# 300 gallon aquarium heater



## mandruch (Mar 31, 2004)

Any suggestions? I'm tired of the glass tube models failing and then sending stray currents into the aquarium. My heaters are in the 150 gallon sump. I've had the titanium tube models fail as well. I was using (2) 400 watt and (1) 300 watt heaters. One large, reliable unit would be great.


----------



## 13razorbackfan (Sep 28, 2011)

I love my aqueon pro's. Made of composite and keep my tank temps perfectly stable with no fluctuation.

I think 250w is the max so I am sure you would need three for 450g of total water.


----------



## mandruch (Mar 31, 2004)

Thanks.
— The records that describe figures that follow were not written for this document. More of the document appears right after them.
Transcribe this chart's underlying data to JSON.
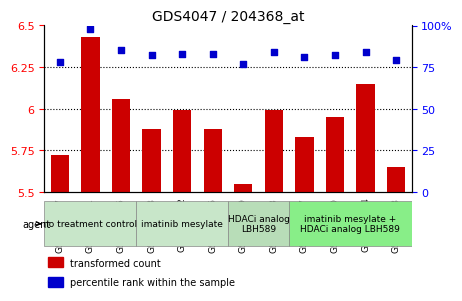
{
  "title": "GDS4047 / 204368_at",
  "samples": [
    "GSM521987",
    "GSM521991",
    "GSM521995",
    "GSM521988",
    "GSM521992",
    "GSM521996",
    "GSM521989",
    "GSM521993",
    "GSM521997",
    "GSM521990",
    "GSM521994",
    "GSM521998"
  ],
  "bar_values": [
    5.72,
    6.43,
    6.06,
    5.88,
    5.99,
    5.88,
    5.55,
    5.99,
    5.83,
    5.95,
    6.15,
    5.65
  ],
  "scatter_values": [
    78,
    98,
    85,
    82,
    83,
    83,
    77,
    84,
    81,
    82,
    84,
    79
  ],
  "ylim_left": [
    5.5,
    6.5
  ],
  "ylim_right": [
    0,
    100
  ],
  "yticks_left": [
    5.5,
    5.75,
    6.0,
    6.25,
    6.5
  ],
  "yticks_right": [
    0,
    25,
    50,
    75,
    100
  ],
  "ytick_labels_left": [
    "5.5",
    "5.75",
    "6",
    "6.25",
    "6.5"
  ],
  "ytick_labels_right": [
    "0",
    "25",
    "50",
    "75",
    "100%"
  ],
  "hlines": [
    5.75,
    6.0,
    6.25
  ],
  "bar_color": "#cc0000",
  "scatter_color": "#0000cc",
  "agents": [
    {
      "label": "no treatment control",
      "start": 0,
      "end": 3
    },
    {
      "label": "imatinib mesylate",
      "start": 3,
      "end": 6
    },
    {
      "label": "HDACi analog\nLBH589",
      "start": 6,
      "end": 8
    },
    {
      "label": "imatinib mesylate +\nHDACi analog LBH589",
      "start": 8,
      "end": 12
    }
  ],
  "agent_bg_colors": [
    "#c8e6c9",
    "#c8e6c9",
    "#a5d6a7",
    "#69f0ae"
  ],
  "legend_items": [
    {
      "label": "transformed count",
      "color": "#cc0000"
    },
    {
      "label": "percentile rank within the sample",
      "color": "#0000cc"
    }
  ],
  "agent_label": "agent",
  "bar_width": 0.6
}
I saw this 1000 watt model on eBay.

_Link removed, see policy_


----------



## 13razorbackfan (Sep 28, 2011)

I would just search around and read reviews. I have not seen a heater yet...no matter how expensive...that is fool proof. I would continue to read reviews on different models.


----------



## Dragonetti (Mar 16, 2009)

I use a 800w titanium finnex on my 225g, a bit overkill but it works great. You need a controller of some sort for it to work. I have mine hooked to an Aquacontroller Jr. They also make a 500w model that is very capable, but I think the 800 was only 10 or 15 bucks more.


----------



## Dragonetti (Mar 16, 2009)

If I remember correctly it draws 9A which is a lot if you have other hogs on the same circuit. You can buy just heater and use your know controller or buy the heater with their controller. I fill your pain, it seems like I was going through heaters like crazy with one even causing a fish fry. I heater/controller combo is the safest route as long as the temp probe stays in the water. Best heater to date knock on wood.


----------



## mandruch (Mar 31, 2004)

I just bought the Finnex 800w on eBay for $80 with the controller. Thanks!


----------



## mandruch (Mar 31, 2004)

I put the heater on last night and the temps are back to normal. That was pretty fast. The tank is in the basement and the water was at 61 degrees. Thanks again.


----------